Commentary

Barack Obama’s “Change” – More of the Same

Barack Obama has spent the past two years campaigning for the Democratic nomination for president of the United States on a platform of “change”. He made a big deal about being one of the few senators to vote against the Bush invasion of Iraq and promised to bring a new approach to U.S. foreign policy. His followers pointed to Hillary Clinton’s hawkish statements on Iran to underline the differences between Obama and her.

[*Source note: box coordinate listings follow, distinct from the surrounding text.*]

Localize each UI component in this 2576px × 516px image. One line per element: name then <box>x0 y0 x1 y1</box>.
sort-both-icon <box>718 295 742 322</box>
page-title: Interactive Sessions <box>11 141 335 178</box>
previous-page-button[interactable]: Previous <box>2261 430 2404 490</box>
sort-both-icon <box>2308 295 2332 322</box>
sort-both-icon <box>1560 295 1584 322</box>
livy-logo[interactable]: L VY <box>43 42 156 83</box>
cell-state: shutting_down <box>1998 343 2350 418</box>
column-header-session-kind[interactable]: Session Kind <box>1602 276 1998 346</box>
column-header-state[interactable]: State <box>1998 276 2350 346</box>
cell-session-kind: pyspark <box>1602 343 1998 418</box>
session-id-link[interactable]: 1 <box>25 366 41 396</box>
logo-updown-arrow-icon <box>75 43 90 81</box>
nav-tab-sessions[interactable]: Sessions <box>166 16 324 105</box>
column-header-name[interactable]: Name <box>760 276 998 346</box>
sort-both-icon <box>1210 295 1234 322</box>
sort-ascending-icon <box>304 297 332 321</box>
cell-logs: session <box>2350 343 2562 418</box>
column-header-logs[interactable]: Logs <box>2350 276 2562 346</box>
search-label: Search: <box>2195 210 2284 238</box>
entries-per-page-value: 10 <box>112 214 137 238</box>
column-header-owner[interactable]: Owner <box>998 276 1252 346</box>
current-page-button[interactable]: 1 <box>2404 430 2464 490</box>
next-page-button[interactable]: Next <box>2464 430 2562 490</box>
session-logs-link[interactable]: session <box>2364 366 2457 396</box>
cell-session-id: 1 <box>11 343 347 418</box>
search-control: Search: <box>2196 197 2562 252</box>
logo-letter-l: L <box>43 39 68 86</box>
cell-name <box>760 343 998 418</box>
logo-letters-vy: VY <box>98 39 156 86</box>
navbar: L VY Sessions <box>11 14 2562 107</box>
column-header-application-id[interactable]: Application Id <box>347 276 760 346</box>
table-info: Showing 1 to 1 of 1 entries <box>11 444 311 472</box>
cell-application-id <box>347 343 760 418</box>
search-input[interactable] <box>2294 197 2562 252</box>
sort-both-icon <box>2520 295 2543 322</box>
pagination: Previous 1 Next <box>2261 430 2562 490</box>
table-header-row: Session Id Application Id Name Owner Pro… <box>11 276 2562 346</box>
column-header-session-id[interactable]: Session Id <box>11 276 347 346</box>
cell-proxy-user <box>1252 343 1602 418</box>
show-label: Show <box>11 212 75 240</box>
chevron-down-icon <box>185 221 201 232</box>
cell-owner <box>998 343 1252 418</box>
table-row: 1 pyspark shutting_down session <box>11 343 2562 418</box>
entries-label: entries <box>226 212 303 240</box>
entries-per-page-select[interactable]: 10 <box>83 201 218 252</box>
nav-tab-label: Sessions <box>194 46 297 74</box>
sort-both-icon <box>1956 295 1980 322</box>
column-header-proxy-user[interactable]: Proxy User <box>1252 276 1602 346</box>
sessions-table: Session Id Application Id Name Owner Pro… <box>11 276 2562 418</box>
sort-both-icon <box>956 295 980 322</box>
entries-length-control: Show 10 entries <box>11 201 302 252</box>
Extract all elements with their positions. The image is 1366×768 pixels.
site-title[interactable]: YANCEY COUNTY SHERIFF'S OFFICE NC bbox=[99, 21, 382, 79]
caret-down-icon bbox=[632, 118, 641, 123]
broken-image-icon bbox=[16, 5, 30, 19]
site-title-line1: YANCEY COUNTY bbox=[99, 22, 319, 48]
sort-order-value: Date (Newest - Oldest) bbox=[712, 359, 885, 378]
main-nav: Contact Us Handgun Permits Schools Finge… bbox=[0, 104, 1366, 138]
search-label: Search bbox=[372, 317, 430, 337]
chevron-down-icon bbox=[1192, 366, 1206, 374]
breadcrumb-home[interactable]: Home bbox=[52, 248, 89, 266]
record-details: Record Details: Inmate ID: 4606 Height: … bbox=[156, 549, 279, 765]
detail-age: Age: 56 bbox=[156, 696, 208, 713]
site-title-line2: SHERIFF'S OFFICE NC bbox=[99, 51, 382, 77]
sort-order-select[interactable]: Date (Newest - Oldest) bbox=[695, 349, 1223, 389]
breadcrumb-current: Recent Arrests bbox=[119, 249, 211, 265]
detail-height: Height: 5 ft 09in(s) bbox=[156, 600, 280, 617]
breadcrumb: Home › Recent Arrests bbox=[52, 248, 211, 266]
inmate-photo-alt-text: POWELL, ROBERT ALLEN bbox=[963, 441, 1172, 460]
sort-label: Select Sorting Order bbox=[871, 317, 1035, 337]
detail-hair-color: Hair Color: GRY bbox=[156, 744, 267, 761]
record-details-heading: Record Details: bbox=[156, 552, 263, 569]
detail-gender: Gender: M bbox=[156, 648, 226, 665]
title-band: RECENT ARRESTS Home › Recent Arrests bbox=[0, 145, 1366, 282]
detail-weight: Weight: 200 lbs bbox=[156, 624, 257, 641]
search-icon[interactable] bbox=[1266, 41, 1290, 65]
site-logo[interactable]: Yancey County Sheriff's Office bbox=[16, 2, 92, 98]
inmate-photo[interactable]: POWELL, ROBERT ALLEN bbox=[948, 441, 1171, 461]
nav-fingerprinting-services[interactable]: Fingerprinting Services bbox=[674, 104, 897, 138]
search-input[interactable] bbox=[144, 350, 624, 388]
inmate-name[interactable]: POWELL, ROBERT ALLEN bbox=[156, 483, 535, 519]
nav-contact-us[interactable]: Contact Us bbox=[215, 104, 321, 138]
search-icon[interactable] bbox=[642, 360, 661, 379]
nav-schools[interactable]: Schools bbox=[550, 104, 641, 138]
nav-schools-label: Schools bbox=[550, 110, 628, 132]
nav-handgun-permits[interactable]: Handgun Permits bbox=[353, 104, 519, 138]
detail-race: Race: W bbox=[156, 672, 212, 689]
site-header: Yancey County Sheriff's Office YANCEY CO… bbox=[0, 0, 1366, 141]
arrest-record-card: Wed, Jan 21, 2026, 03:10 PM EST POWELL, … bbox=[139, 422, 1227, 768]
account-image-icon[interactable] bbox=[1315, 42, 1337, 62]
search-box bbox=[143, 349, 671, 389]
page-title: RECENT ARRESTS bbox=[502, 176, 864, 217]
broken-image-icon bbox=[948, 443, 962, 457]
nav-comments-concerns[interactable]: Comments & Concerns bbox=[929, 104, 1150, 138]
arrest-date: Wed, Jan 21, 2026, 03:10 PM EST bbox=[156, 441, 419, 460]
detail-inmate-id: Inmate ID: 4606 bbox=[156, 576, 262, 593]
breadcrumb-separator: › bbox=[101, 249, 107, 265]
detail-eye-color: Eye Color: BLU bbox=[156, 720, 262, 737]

However, no sooner had Obama wrapped up the Democratic nomination than he joined Clinton and Republican nominee John McCain in sabre-rattling against Iran. Addressing the powerful pro-Israel lobby, the American Israel Public Affairs Committee (AIPAC), on June 4 Obama assured the audience that Israel could count on his full support and that he would do anything in his power to prevent Iran from “gaining nuclear capability”. He offered his unconditional support for “Israel’s right to defend itself” by any means necessary and demanded that Iran “abandon its dangerous nuclear program, support for terrorism and threats to Israel”.  Iran currently has no nuclear weapons and has declared repeatedly that it has no intention of developing them. Israel, on the other hand, is reported to possess 150 nuclear warheads and has repeatedly threatened to use them against its neighbours if it sees fit.

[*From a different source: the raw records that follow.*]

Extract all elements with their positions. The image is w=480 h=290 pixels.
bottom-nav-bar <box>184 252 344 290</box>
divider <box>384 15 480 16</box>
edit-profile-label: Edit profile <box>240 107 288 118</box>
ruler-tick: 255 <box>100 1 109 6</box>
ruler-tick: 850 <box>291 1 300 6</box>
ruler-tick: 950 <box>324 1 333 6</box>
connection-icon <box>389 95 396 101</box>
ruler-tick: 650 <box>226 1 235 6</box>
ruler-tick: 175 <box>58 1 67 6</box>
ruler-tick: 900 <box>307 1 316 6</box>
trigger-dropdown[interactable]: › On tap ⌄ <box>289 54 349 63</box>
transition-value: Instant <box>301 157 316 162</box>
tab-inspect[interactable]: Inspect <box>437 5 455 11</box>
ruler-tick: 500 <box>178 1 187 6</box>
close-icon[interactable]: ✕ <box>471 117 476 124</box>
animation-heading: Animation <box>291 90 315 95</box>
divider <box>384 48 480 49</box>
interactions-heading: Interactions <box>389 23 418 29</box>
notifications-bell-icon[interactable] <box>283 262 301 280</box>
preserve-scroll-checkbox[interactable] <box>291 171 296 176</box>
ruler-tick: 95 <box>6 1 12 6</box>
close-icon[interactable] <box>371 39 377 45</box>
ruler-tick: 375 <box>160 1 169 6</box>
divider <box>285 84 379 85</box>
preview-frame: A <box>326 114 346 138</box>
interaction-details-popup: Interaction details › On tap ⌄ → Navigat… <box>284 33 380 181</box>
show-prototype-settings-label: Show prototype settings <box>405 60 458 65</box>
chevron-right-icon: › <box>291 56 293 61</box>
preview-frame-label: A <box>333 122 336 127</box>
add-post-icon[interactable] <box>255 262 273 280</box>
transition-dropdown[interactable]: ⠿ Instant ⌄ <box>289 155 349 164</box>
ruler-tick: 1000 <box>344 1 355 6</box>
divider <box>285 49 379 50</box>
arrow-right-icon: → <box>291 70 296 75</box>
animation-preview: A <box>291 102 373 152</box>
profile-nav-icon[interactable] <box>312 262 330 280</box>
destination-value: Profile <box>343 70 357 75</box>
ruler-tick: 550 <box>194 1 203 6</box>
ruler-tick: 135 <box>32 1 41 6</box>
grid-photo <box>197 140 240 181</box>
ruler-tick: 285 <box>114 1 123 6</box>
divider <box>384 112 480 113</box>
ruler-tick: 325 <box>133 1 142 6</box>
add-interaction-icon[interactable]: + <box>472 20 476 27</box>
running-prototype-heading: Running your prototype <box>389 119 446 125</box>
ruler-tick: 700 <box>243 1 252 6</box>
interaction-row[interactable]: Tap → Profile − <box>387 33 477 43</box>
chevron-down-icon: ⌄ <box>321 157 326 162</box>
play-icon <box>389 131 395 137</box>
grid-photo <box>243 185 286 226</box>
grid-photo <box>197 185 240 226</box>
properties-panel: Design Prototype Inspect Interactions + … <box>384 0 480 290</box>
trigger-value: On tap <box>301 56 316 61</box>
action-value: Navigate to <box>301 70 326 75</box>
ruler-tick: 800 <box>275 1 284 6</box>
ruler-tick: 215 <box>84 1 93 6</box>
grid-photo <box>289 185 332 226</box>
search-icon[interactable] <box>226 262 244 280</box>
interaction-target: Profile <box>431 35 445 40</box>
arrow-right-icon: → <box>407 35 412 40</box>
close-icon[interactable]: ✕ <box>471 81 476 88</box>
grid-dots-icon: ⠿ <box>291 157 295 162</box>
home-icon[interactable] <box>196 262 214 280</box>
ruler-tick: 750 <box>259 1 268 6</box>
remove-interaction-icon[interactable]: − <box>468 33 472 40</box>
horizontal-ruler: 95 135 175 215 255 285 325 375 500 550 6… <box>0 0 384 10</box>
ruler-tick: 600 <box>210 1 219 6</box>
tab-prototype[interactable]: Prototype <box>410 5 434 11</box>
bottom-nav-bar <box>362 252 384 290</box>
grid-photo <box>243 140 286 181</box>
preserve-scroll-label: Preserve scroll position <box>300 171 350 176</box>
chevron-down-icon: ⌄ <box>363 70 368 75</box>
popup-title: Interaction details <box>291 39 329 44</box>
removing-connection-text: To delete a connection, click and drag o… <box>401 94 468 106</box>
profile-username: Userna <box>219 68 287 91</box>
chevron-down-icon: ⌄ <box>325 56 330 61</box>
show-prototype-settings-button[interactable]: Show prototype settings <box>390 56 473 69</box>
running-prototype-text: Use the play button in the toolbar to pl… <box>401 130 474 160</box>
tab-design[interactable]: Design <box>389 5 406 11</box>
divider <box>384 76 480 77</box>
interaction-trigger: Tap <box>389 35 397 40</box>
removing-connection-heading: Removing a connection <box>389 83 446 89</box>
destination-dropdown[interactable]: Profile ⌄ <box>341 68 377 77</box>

In his speech, Obama attempted to position himself as a greater defender of Israel than George Bush, criticizing the Bush administration for supporting open, democratic elections in Gaza which were won by Hamas. Obama attacked Hamas, stating that he would never “negotiate with terrorists”. He also supported Israel’s pre-emptive bombing last year of a Syrian military installation which the U.S. and Israel claimed was a nuclear installation, a claim refuted by the International Atomic Energy Agency (IAEA).

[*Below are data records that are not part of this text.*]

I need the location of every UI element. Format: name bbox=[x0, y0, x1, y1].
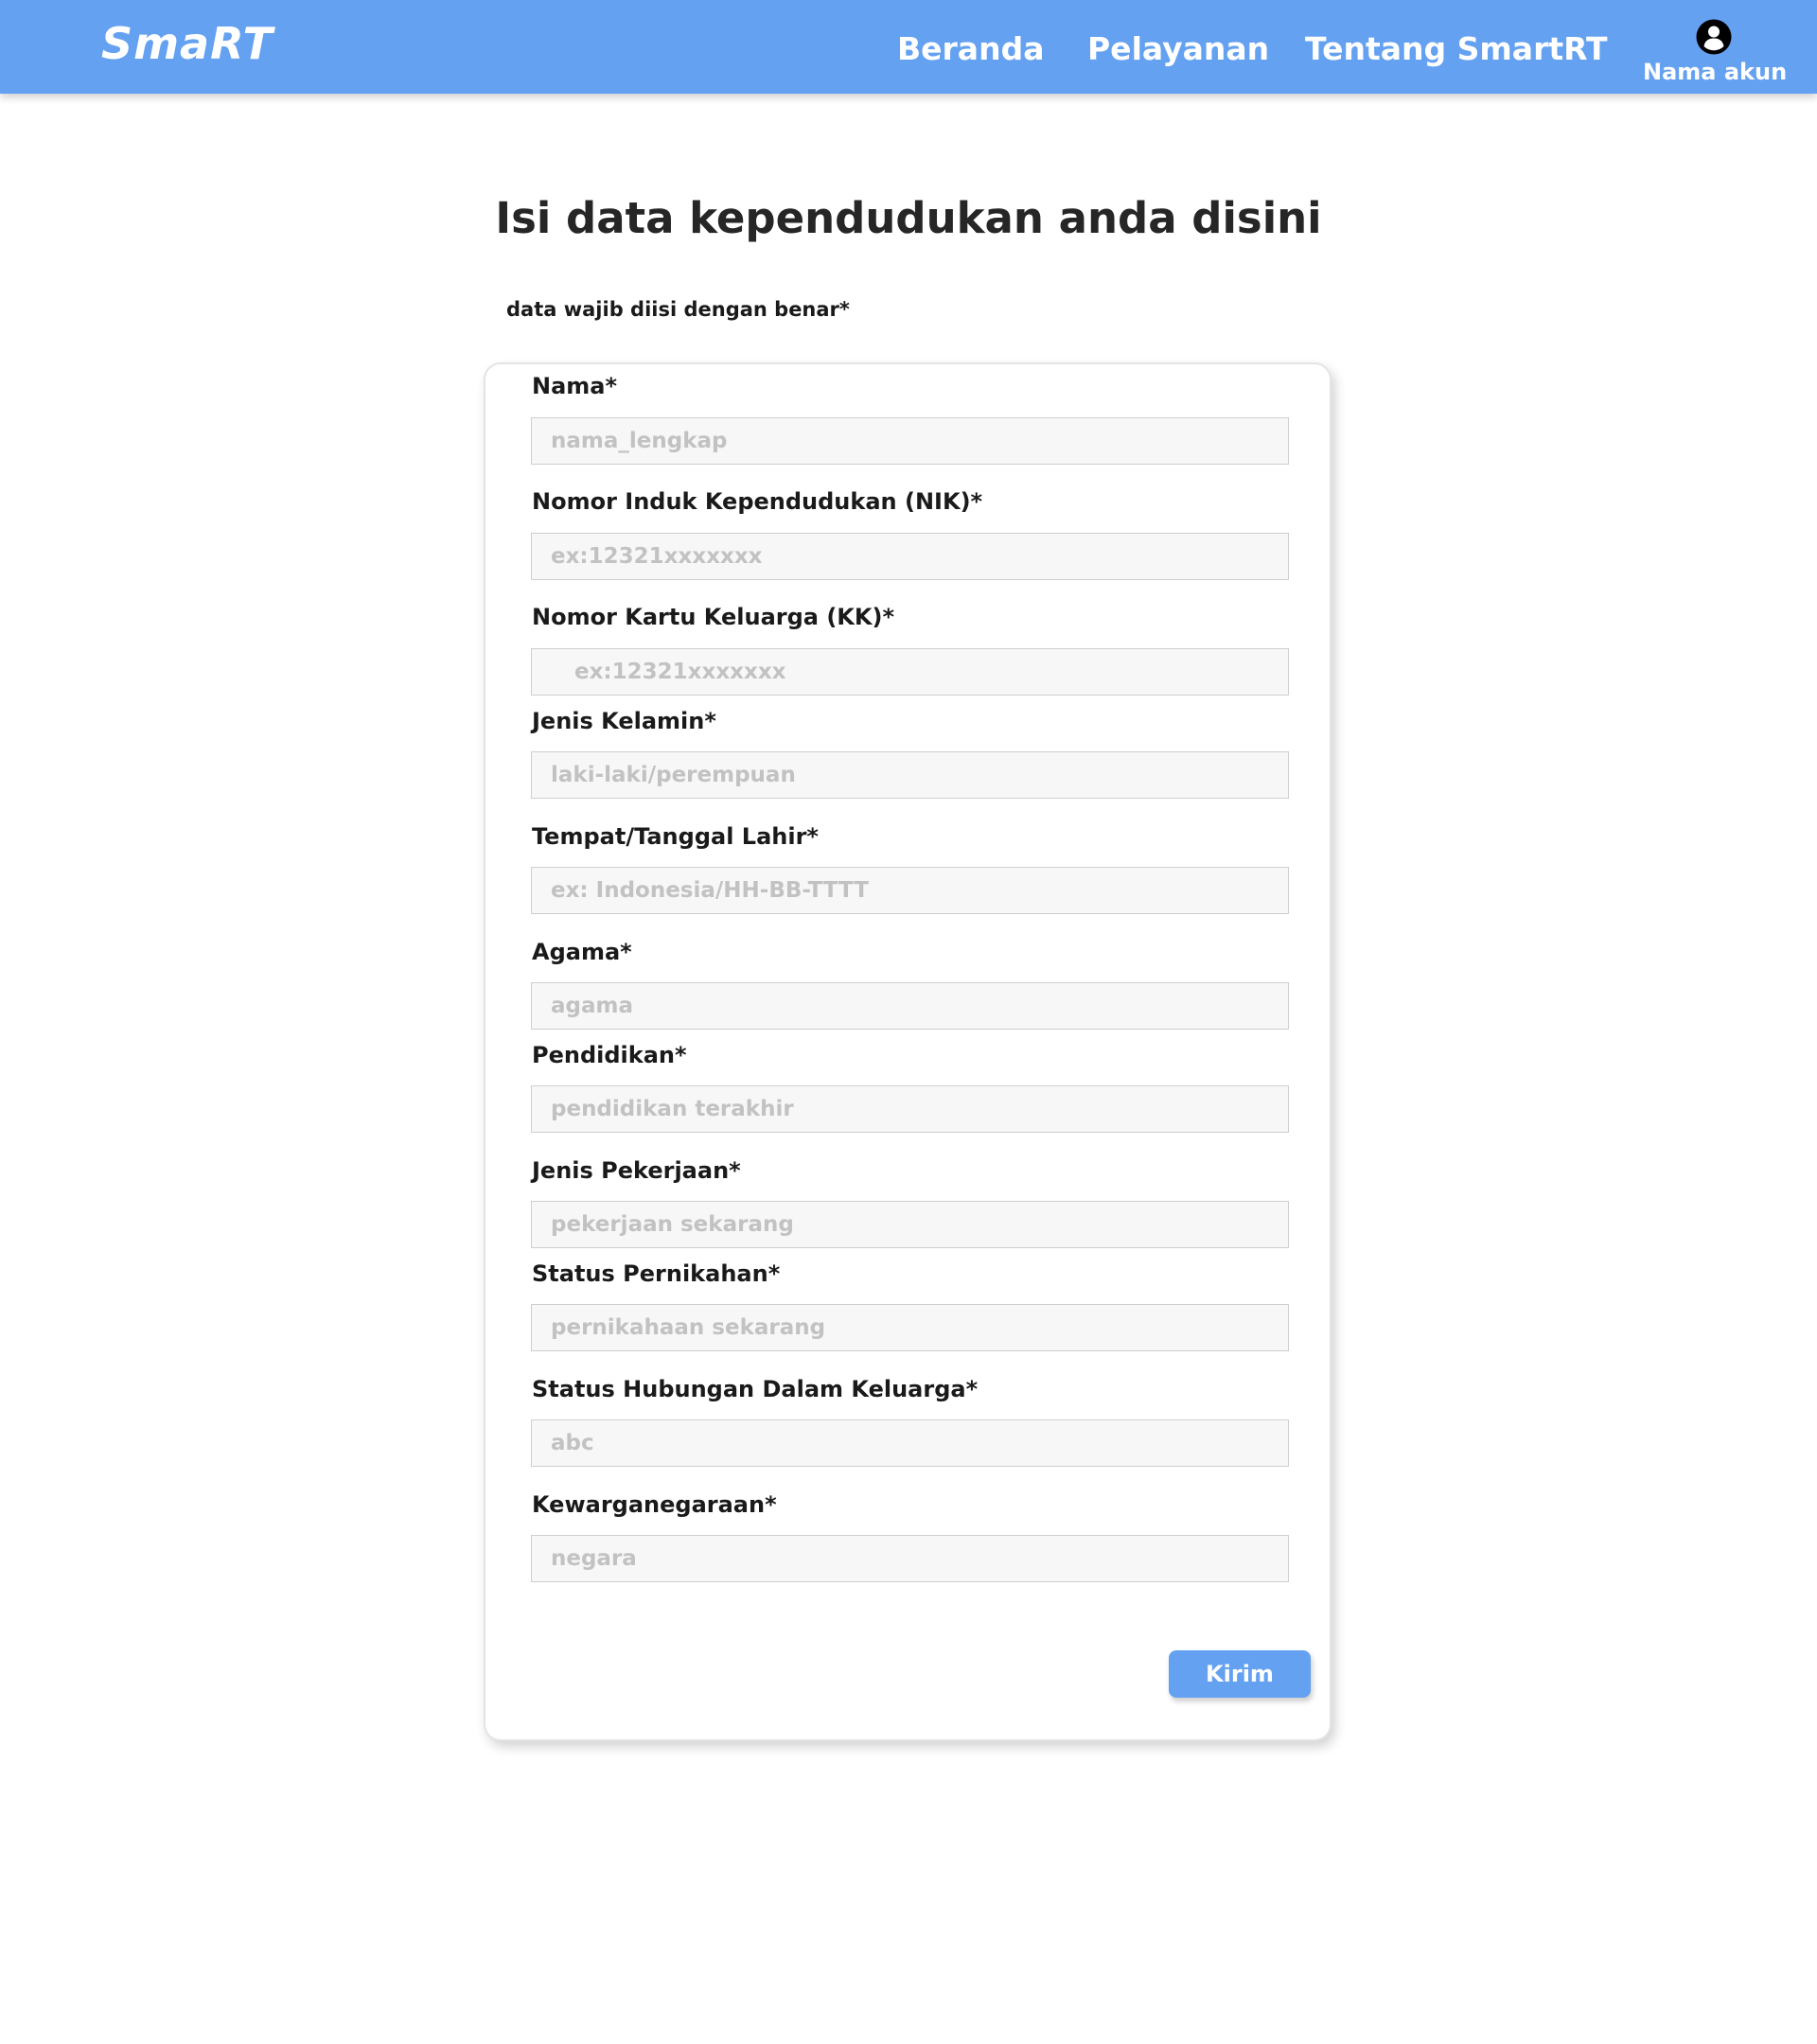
field-label-tempat-tanggal-lahir: Tempat/Tanggal Lahir* bbox=[532, 823, 819, 850]
kk-input[interactable] bbox=[531, 648, 1289, 696]
nama-input[interactable] bbox=[531, 417, 1289, 465]
required-note: data wajib diisi dengan benar* bbox=[506, 298, 850, 321]
page-title: Isi data kependudukan anda disini bbox=[495, 193, 1322, 243]
field-label-jenis-pekerjaan: Jenis Pekerjaan* bbox=[532, 1157, 741, 1184]
status-pernikahan-input[interactable] bbox=[531, 1304, 1289, 1351]
tempat-tanggal-lahir-input[interactable] bbox=[531, 867, 1289, 914]
nav-link-tentang-smartrt[interactable]: Tentang SmartRT bbox=[1305, 30, 1608, 67]
top-navbar: SmaRT Beranda Pelayanan Tentang SmartRT … bbox=[0, 0, 1817, 94]
status-hubungan-input[interactable] bbox=[531, 1419, 1289, 1467]
kewarganegaraan-input[interactable] bbox=[531, 1535, 1289, 1582]
nav-link-pelayanan[interactable]: Pelayanan bbox=[1087, 30, 1269, 67]
field-label-nik: Nomor Induk Kependudukan (NIK)* bbox=[532, 488, 983, 515]
account-name: Nama akun bbox=[1643, 59, 1788, 85]
field-label-jenis-kelamin: Jenis Kelamin* bbox=[532, 708, 716, 734]
brand-logo[interactable]: SmaRT bbox=[101, 18, 273, 69]
account-menu[interactable]: Nama akun bbox=[1643, 19, 1788, 85]
population-data-form: Nama* Nomor Induk Kependudukan (NIK)* No… bbox=[484, 362, 1332, 1741]
nik-input[interactable] bbox=[531, 533, 1289, 580]
field-label-kk: Nomor Kartu Keluarga (KK)* bbox=[532, 604, 895, 630]
jenis-kelamin-input[interactable] bbox=[531, 751, 1289, 799]
user-circle-icon bbox=[1696, 19, 1732, 55]
nav-link-beranda[interactable]: Beranda bbox=[897, 30, 1044, 67]
field-label-status-hubungan: Status Hubungan Dalam Keluarga* bbox=[532, 1376, 979, 1402]
field-label-nama: Nama* bbox=[532, 373, 618, 399]
agama-input[interactable] bbox=[531, 982, 1289, 1030]
pendidikan-input[interactable] bbox=[531, 1085, 1289, 1133]
field-label-agama: Agama* bbox=[532, 939, 632, 965]
field-label-pendidikan: Pendidikan* bbox=[532, 1042, 687, 1068]
jenis-pekerjaan-input[interactable] bbox=[531, 1201, 1289, 1248]
submit-button[interactable]: Kirim bbox=[1169, 1650, 1311, 1698]
field-label-kewarganegaraan: Kewarganegaraan* bbox=[532, 1491, 777, 1518]
field-label-status-pernikahan: Status Pernikahan* bbox=[532, 1260, 781, 1287]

On May 23 Obama delivered a speech to the Cuban National Foundation, an organization of Cuban émigrés which has funded hundreds of terrorist attacks against Cuba over the past 48 years. Obama told that audience. “Throughout my entire life, there has been injustice and repression in Cuba. Never, in my lifetime, have the people of Cuba known freedom. Never, in the lives of two generations of Cubans, have the people of Cuba known democracy ... I won’t stand for this injustice ... I will maintain the embargo.”

Over the past half century or so U.S. there have been two pillars of U.S. foreign policy – unconditional support for Israel and unconditional opposition to Cuba. Barack Obama has now declared himself fully in line with the past policy on both accounts. So precisely what new approach to U.S. foreign policy is Obama proposing?

There are apologists for Obama who claim that he is simply playing to the Jewish and Cuban vote in Florida in order to get elected, after which he will follow his own course. At best this smacks of rank opportunism. If he would tell the Jewish and Cuban lobbies what they want to hear just to get their votes, is it not likely that he is also telling his “core constituents” – young people and blacks – what they want to hear just to get their votes?

Obama has been endorsed by a significant section of the U.S. anti-war movement because he claims to differ with the Bush administration over the war in Iraq. Indeed, in 2002 he spoke passionately against invading Iraq, but, at the same time, he fully supported the Bush administration’s invasion of Afghanistan. He is still advocating a “withdrawal” of U.S. troops from Iraq in order to concentrate on the war in Afghanistan. There are many in both the Democratic and Republican parties who agree with him, but this position can hardly be called a “new approach” to U.S. foreign policy. Recently, Obama declared that he will visit Iraq this summer to see for himself what is happening there. Following that visit, will he declare that he has changed his mind about Iraq because that is what the voters in the swing states want to hear? Or will he ramp up the rhetoric against Iran’s supposed supplying of Iraqi “terrorists” with weapons, because that is what the Israeli’s and their American lobbyists want to hear? Perhaps he will do both.

When most people talk about “change” and “new approaches”, they are talking about a break with the past. For Barack Obama it appears to mean that he will tell the voters whatever they want to hear and then do whatever the most powerful monopolies tell him to do once he is elected. It can be argued that this is merely what every previous U.S. presidential candidate has done before him, but, regardless, it cannot be argued that Obama represents any kind of change, let alone fundamental change, in American politics.